Para Dewa Taois yang berada di luar radius pengaruh gemetar karena takjub.
“Teknik Pengaturan Waktu!”
“Sialan. Ini Teknik Waktu!”
Para Dewa Taois merasa ngeri.
Tanpa menunda lebih lama, mereka melepaskan serangkaian Teknik Esoterik ke arah Chu Kuangren.
Namun, energi mereka akan membeku begitu mencapai radius pengaruh. Mereka sama sekali tidak mampu melukai Chu Kuangren.
Di bawah Keadaan Konvergensi Dao, Teknik Waktu Chu Kuangren meningkat pesat. Radius pengaruhnya bertambah dari sepuluh meter menjadi seratus meter. Tidak hanya itu, tetapi efeknya juga kebal terhadap Dewa-Dewa Tao.
Meskipun hanya akan membekukan mereka selama lebih dari satu detik, itu sudah cukup bagi Chu Kuangren.
“Pedang Ilahi Mutlak, pinjamkan kekuatanmu padaku!”
Chu Kuangren mendengus.
Pedang Ilahi Mutlak memancarkan cahayanya yang paling terang.
Dengan ayunan ke depan, Chu Kuangren menggabungkan Teknik Esoterik Tingkat Unggul, Inti Kaisar Tingkat Unggul, dan energi Dao Surgawi dari Bintang Langit menjadi satu pancaran pedang yang paling spektakuler.
Sinar pedang itu melesat keluar dengan megah seperti aliran air yang agung.
“TIDAK!”
Para Dewa Taois telah membeku saat itu.
Sayangnya, mereka tidak bisa berbuat apa pun untuk menghentikan Chu Kuangren.
Saat sinar pedang mengenai bola merah tua itu, bola tersebut mulai retak.
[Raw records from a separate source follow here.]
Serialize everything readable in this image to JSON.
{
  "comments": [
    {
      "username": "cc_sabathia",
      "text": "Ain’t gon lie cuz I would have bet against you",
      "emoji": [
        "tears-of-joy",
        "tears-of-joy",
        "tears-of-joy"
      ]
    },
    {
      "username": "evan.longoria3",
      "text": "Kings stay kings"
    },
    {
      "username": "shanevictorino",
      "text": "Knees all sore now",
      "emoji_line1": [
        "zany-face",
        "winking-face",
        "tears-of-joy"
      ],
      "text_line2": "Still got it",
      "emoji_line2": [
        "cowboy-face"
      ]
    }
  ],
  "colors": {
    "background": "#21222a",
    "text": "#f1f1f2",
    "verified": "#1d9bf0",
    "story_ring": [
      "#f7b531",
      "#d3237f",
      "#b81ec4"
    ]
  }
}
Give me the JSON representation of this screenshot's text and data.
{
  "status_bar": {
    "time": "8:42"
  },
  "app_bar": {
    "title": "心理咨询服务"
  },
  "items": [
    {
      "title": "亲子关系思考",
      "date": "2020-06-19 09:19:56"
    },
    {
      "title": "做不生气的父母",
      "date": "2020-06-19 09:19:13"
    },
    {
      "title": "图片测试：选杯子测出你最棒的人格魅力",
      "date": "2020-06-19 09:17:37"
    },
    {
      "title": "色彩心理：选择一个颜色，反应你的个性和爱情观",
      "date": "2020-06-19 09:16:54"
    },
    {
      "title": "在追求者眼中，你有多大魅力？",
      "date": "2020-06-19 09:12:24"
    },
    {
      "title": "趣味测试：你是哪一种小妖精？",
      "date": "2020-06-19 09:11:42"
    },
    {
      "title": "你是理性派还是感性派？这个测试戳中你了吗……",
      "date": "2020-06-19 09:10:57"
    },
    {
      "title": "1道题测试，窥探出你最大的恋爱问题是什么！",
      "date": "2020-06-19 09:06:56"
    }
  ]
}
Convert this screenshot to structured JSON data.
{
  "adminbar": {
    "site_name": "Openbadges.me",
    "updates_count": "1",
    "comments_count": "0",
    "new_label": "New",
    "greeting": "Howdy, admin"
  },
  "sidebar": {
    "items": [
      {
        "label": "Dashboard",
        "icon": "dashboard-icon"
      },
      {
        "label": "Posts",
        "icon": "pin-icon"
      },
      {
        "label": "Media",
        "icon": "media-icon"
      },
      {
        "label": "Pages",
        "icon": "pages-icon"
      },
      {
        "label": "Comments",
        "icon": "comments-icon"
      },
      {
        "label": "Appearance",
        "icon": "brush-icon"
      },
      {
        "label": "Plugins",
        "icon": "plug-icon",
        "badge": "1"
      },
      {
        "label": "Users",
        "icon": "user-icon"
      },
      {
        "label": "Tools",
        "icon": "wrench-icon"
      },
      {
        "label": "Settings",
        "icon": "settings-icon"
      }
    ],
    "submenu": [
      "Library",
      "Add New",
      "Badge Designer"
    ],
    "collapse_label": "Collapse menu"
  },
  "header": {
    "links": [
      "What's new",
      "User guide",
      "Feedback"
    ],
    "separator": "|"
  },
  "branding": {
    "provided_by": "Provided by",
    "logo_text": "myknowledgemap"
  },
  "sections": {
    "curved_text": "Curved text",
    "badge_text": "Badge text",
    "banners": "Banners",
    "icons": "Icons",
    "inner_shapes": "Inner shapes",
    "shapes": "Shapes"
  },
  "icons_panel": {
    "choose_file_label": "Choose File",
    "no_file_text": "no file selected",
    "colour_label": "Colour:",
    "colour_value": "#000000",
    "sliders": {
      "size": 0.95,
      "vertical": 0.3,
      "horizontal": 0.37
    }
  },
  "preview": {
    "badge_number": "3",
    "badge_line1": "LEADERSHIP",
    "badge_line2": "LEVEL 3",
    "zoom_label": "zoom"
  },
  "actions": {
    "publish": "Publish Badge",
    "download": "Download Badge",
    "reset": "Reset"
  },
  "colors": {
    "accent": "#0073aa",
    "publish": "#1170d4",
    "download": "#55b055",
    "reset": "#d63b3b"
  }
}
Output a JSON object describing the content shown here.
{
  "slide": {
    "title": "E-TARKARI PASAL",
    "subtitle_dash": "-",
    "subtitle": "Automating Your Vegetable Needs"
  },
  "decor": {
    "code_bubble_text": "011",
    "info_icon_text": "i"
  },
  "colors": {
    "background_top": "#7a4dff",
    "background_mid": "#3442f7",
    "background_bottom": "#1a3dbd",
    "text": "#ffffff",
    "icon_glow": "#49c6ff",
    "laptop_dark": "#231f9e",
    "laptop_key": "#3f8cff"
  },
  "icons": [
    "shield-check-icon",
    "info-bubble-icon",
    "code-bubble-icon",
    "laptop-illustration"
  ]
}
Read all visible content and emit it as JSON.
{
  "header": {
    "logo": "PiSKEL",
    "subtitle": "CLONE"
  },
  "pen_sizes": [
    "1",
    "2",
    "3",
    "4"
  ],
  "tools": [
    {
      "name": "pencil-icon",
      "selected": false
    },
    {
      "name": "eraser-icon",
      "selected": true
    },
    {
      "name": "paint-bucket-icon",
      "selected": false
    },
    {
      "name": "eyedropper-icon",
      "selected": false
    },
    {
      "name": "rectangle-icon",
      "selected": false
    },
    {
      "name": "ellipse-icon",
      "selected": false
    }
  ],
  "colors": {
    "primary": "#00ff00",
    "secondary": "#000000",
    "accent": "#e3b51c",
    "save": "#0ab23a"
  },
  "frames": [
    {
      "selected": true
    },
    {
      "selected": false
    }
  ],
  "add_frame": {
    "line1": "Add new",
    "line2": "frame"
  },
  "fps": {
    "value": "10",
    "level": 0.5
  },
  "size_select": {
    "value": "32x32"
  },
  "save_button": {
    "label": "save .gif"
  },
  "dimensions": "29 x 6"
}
Cahaya memancar dari permukaannya sebelum tiba-tiba meledak!
Energi dahsyat yang tak terbatas meledak dari bola merah tua dan menghancurkan seluruh Gunung Dewa Darah.
Chu Kuangren adalah orang yang paling dekat dengan pusat gempa yang dahsyat!
Tubuh Abadi Bintangnya tak mampu menahan ledakan energi yang dahsyat dan runtuh dalam sekejap.
Adapun tujuh belas Dewa Taois, mereka juga dengan cepat lenyap.
Seluruh Gunung Dewa Darah runtuh ke bawah!
Energi luar biasa yang telah dikumpulkan oleh Bintang Asal Darah selama berabad-abad, dengan cepat menghilang ke sekitarnya.
Kehancuran melanda seluruh Bintang Asal Darah!
Dua puluh tahun cahaya jauhnya.
Di medan perang Firmament Star.
Jurang Darah yang sangat besar itu tiba-tiba lenyap, sementara pedang-pedang yang tak terhitung jumlahnya melayang tanpa tujuan di udara.
Setelah merasakan gangguan besar, para Raja Darah segera berhenti.
Mereka menatap ke arah Bintang Asal Darah, tubuh mereka mulai gemetar.
“Gunung Dewa Darah telah dihancurkan!”